9. CONFIDENTIALITY: Agency and Client will maintain all confidential information belonging to the other party confidentially and with reasonable care. Neither Agency nor Client will disclose to any third party any confidential information of the other, including without limitation any business plans, marketing plans or information, financial data, client or customer data, recommendations, research findings, or details of the work or services performed by Agency for Client. Upon conclusion of Agency’s work or termination of the parties’ relationship, Agency and Client will return any confidential information upon request of the other party or, alternately, securely dispose of it.
10. INDEMNIFICATION: Client will exercise due diligence and reasonable care to verify the accuracy of all claims and information provided to Agency and is responsible for all final legal review and approval of all deliverables prior to its publication or public release. Client agrees to indemnify and hold harmless Agency and its directors, officers, agents, volunteers and employees against any and all claims, lawsuits, settlements, judgments, resulting from the acts, errors or omissions, including the dishonest, fraudulent or criminal acts of Client or its directors, officers, agents, representatives or employees in connection with the performance of Client’s obligations under this agreement.

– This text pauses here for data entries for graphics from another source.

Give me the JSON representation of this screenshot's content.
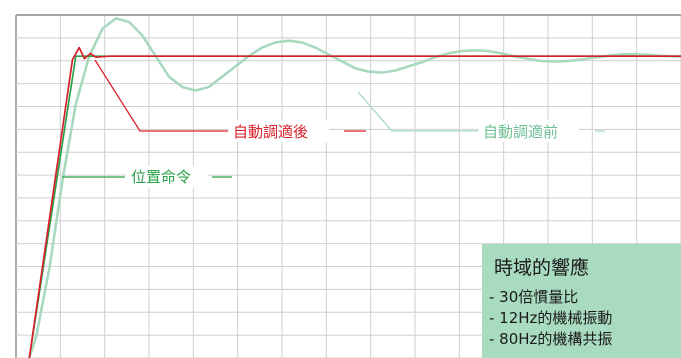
{
  "chart_data": {
    "type": "line",
    "xlim": [
      0,
      1
    ],
    "ylim": [
      0,
      1
    ],
    "grid": true,
    "series": [
      {
        "color": "#2aa14a",
        "points": [
          [
            0.02,
            0.0
          ],
          [
            0.09,
            0.88
          ],
          [
            1.0,
            0.88
          ]
        ]
      },
      {
        "color": "#d9202a",
        "points": [
          [
            0.02,
            0.0
          ],
          [
            0.085,
            0.87
          ],
          [
            0.095,
            0.905
          ],
          [
            0.103,
            0.873
          ],
          [
            0.112,
            0.888
          ],
          [
            0.12,
            0.877
          ],
          [
            0.14,
            0.88
          ],
          [
            1.0,
            0.88
          ]
        ]
      },
      {
        "color": "#a8d9bf",
        "points": [
          [
            0.02,
            0.0
          ],
          [
            0.03,
            0.06
          ],
          [
            0.05,
            0.26
          ],
          [
            0.07,
            0.52
          ],
          [
            0.09,
            0.74
          ],
          [
            0.11,
            0.88
          ],
          [
            0.13,
            0.96
          ],
          [
            0.15,
            0.99
          ],
          [
            0.17,
            0.98
          ],
          [
            0.19,
            0.94
          ],
          [
            0.21,
            0.88
          ],
          [
            0.23,
            0.82
          ],
          [
            0.25,
            0.79
          ],
          [
            0.27,
            0.78
          ],
          [
            0.29,
            0.79
          ],
          [
            0.31,
            0.82
          ],
          [
            0.33,
            0.85
          ],
          [
            0.35,
            0.88
          ],
          [
            0.37,
            0.905
          ],
          [
            0.39,
            0.92
          ],
          [
            0.41,
            0.925
          ],
          [
            0.43,
            0.92
          ],
          [
            0.45,
            0.905
          ],
          [
            0.47,
            0.885
          ],
          [
            0.49,
            0.865
          ],
          [
            0.51,
            0.845
          ],
          [
            0.53,
            0.835
          ],
          [
            0.55,
            0.832
          ],
          [
            0.57,
            0.838
          ],
          [
            0.59,
            0.85
          ],
          [
            0.61,
            0.862
          ],
          [
            0.63,
            0.877
          ],
          [
            0.65,
            0.888
          ],
          [
            0.67,
            0.895
          ],
          [
            0.69,
            0.897
          ],
          [
            0.71,
            0.895
          ],
          [
            0.73,
            0.888
          ],
          [
            0.75,
            0.879
          ],
          [
            0.77,
            0.872
          ],
          [
            0.79,
            0.866
          ],
          [
            0.81,
            0.864
          ],
          [
            0.83,
            0.866
          ],
          [
            0.85,
            0.87
          ],
          [
            0.87,
            0.876
          ],
          [
            0.89,
            0.881
          ],
          [
            0.91,
            0.885
          ],
          [
            0.93,
            0.886
          ],
          [
            0.95,
            0.884
          ],
          [
            0.97,
            0.881
          ],
          [
            0.99,
            0.879
          ],
          [
            1.0,
            0.879
          ]
        ]
      }
    ],
    "annotations": [
      {
        "text": "位置命令",
        "color": "#2aa14a"
      },
      {
        "text": "自動調適後",
        "color": "#d9202a"
      },
      {
        "text": "自動調適前",
        "color": "#6fbf94"
      }
    ],
    "info_box": {
      "title": "時域的響應",
      "background": "#a9dbc0",
      "lines": [
        "- 30倍慣量比",
        "- 12Hz的機械振動",
        "- 80Hz的機構共振"
      ]
    }
  }
}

11. LIMITATION OF LIABILITY: Agency’s liability to Client in any event is limited to the amount of fees or other compensation paid by Client to Agency for the work and services described herein.
12. WARRANTIES AND DISCLAIMERS: THE SERVICES ARE PROVIDED AS-IS. AGENCY DISCLAIMS ANY REPRESENTATIONS OR WARRANTIES OF EFFECTIVENESS, SPECIFIC RESULTS, OR SPECIFIC QUALITY OR QUANTITY OF RETURN OR RESPONSE RELATED TO THE WORK OR SERVICES IT PROVIDES TO CLIENTS.
13. DATA PRIVACY: The parties agree that Agency shall have no obligation to ensure client’s compliance with data privacy laws, and that Agency’s sole responsibility shall be to comply with data privacy laws as they pertain to Agency’s role as a processor. Client agrees to communicate all specifications of data handling to Agency and indemnifies Agency from Client’s failure to provide such communications and from Client’s failure to adhere to applicable privacy law.
14. ARTIFICIAL INTELLIGENCE: Client hereby consents to the usage of Artificial Intelligence (“AI”) in Agency’s performance of the services. Agency shall retain ownership of all prompts engineered for usage with AI, and all human-made modifications to AI-generated content shall be owned as dictated in Section 8 above.
15. MISCELLANEOUS: Modifications of any agreement between them must be written and executed by both parties. This agreement is governed by the laws of the state of Florida. In the event of a dispute between the parties, such dispute shall be brought in a court within Broward County, Florida.